Yang di seberang turut berdeham. "Bu ...."

Mereka kembali dalam percakapan yang tidak hanya harus didengar Nur, tetapi kudu disimak. Nur sempat menolak saran si sulung. Namun, paksaan itu membuka pikiran baru. Segera setelah sambungan terputus, Nur menitipkan Muklis yang tengah tertidur pada tetangga sebelah rumah, sedang dia melajukan motor ke bidan desa; mengikuti saran si sulung.

Lepas azan zuhur, Nur sudah kembali duduk bersandar di ruang tengah. Tatapannya mengarah ke layar hitam televisi, tetapi pikirannya mengajak ke beberapa hari lalu; awal hari Muklis sakit. Sulit bagi Nur untuk mengambil napas. Terlalu banyak sesak yang bisa menjadi isak, akan tetapi Nur tahan.

Pantas saja Muklis muntah-muntah di pagi hari.
Tubuh Muklis menjadi lemas.
Tidak kuat menghirup aroma parfum sendiri.
Terkadang meminta makanan yang aneh.

Nur pikir, Muklis terkena masalah lambung. Karena itu, dia selalu menyajikan bubur.

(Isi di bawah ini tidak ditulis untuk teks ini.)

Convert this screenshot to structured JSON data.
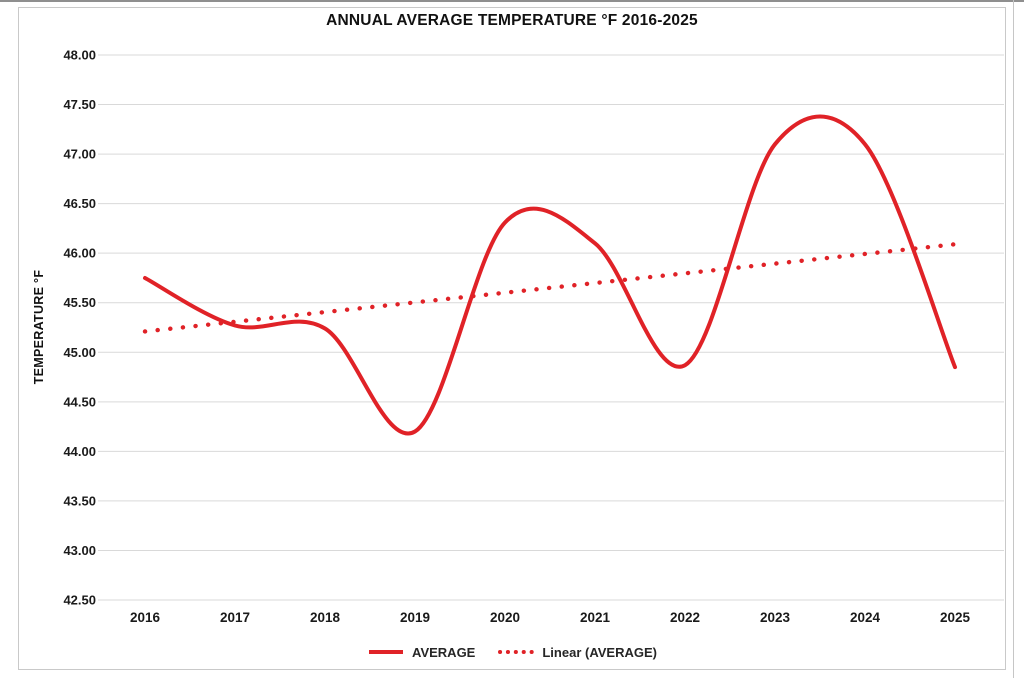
{
  "chart_data": {
    "type": "line",
    "title": "ANNUAL AVERAGE TEMPERATURE °F 2016-2025",
    "xlabel": "",
    "ylabel": "TEMPERATURE °F",
    "categories": [
      "2016",
      "2017",
      "2018",
      "2019",
      "2020",
      "2021",
      "2022",
      "2023",
      "2024",
      "2025"
    ],
    "series": [
      {
        "name": "AVERAGE",
        "style": "solid-smooth",
        "color": "#e02227",
        "values": [
          45.75,
          45.27,
          45.24,
          44.2,
          46.31,
          46.1,
          44.87,
          47.1,
          47.1,
          44.85
        ]
      },
      {
        "name": "Linear (AVERAGE)",
        "style": "dotted",
        "trend": true,
        "color": "#e02227",
        "values": [
          45.21,
          45.31,
          45.41,
          45.5,
          45.6,
          45.7,
          45.8,
          45.89,
          45.99,
          46.09
        ]
      }
    ],
    "ylim": [
      42.5,
      48.0
    ],
    "ytick_step": 0.5,
    "y_ticks": [
      "48.00",
      "47.50",
      "47.00",
      "46.50",
      "46.00",
      "45.50",
      "45.00",
      "44.50",
      "44.00",
      "43.50",
      "43.00",
      "42.50"
    ],
    "grid": "horizontal",
    "grid_color": "#d9d9d9",
    "legend_position": "bottom"
  },
  "colors": {
    "series_red": "#e02227",
    "grid": "#d9d9d9",
    "text": "#1a1a1a",
    "frame_border": "#c9c9c9"
  }
}
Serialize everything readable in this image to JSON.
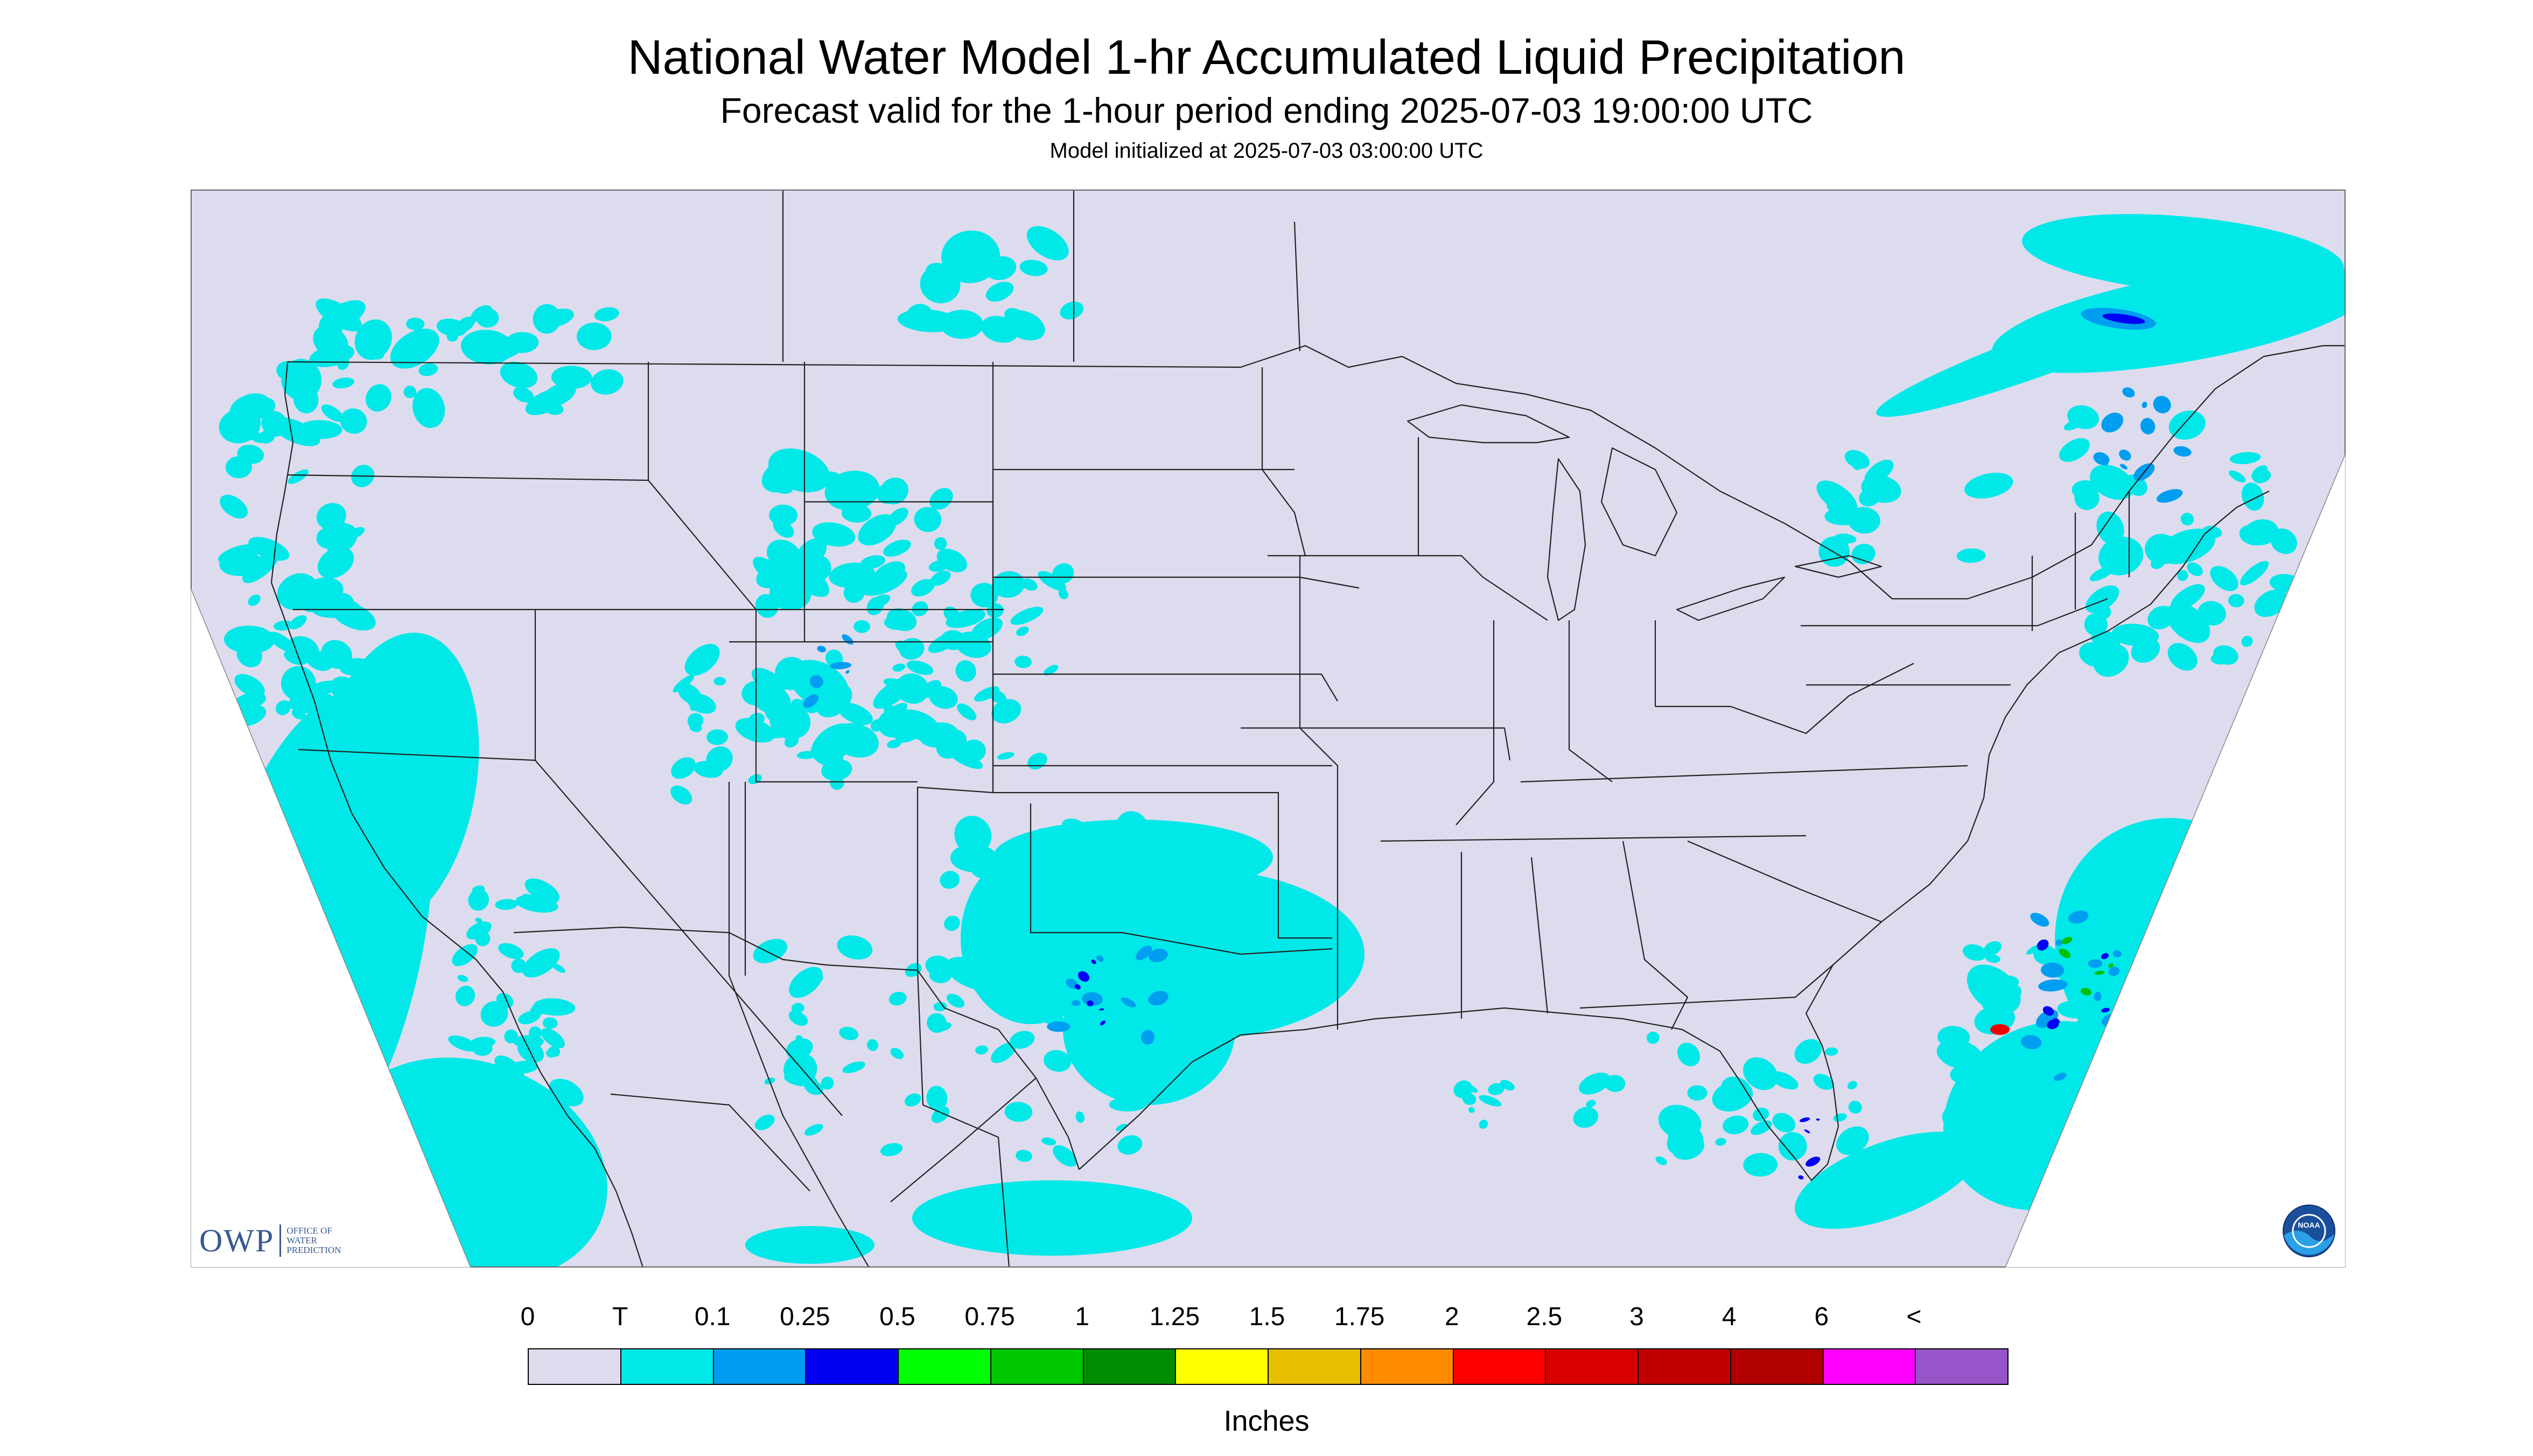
{
  "header": {
    "title": "National Water Model 1-hr Accumulated Liquid Precipitation",
    "subtitle": "Forecast valid for the 1-hour period ending 2025-07-03 19:00:00 UTC",
    "init": "Model initialized at 2025-07-03 03:00:00 UTC"
  },
  "logos": {
    "owp_main": "OWP",
    "owp_sub": [
      "OFFICE OF",
      "WATER",
      "PREDICTION"
    ],
    "noaa": "NOAA"
  },
  "map": {
    "background_color": "#dcdcee",
    "boundary_color": "#222222",
    "precip_colors": {
      "trace": "#00e8e8",
      "light": "#009ef0",
      "moderate": "#0000f5",
      "heavy": "#00c000",
      "very_heavy": "#f00000"
    }
  },
  "legend": {
    "labels": [
      "0",
      "T",
      "0.1",
      "0.25",
      "0.5",
      "0.75",
      "1",
      "1.25",
      "1.5",
      "1.75",
      "2",
      "2.5",
      "3",
      "4",
      "6",
      "<"
    ],
    "colors": [
      "#dcdcee",
      "#00e8e8",
      "#009ef0",
      "#0000f5",
      "#00ff00",
      "#00c800",
      "#008c00",
      "#ffff00",
      "#e6c000",
      "#ff8c00",
      "#ff0000",
      "#d80000",
      "#c00000",
      "#b00000",
      "#ff00ff",
      "#9655c8"
    ],
    "units": "Inches"
  }
}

Meski sering Muklis meminta mangga mengkal ditaburi garam untuk dimakan, Nur selalu menahan diri untuk menuruti. Takut dia lambung Muklis semakin menjadi.

Nur mengusap wajah. Tangisnya pecah. Membayangkan si sulung yang tengah berjuang punya momongan, malah akan ketambahan adik, membuat Nur terisak. Dia membekap mulut. Setengah jam dia menenangkan diri dan mulai masuk kamar.

Muklis masih terlelap. Pelan, Nur mengambil tas dan segera diisi dompet serta perhiasan yang dia punya. Sebelum kembali mengunci pintu, dia sempatkan menulis pesan. Selembar kertas itu dia timpa bersama kunci cadangan rumah mereka dan tiga buah test pack.

Memang seharusnya tadi Nur pukul dan menjambak Muklis.

Muklis terbangun karena dorongan ke kamar mandi. Perlahan dia bersandar. Suaranya tak henti memanggil Nur. Namun, tidak juga Nur muncul. Dia mendesah. Tidak biasanya Nur keluar tanpa menunggu dia bangun. Saat menumpukan telapak tangan di meja, Muklis baru menyadari ada secarik kertas. Dibacanya pesan itu dan gemetar seluruh badan.

Selamat, Pak, kamu bakal punya anak baru dari Ayu, janda yang punya warung kopi di desa sebelah.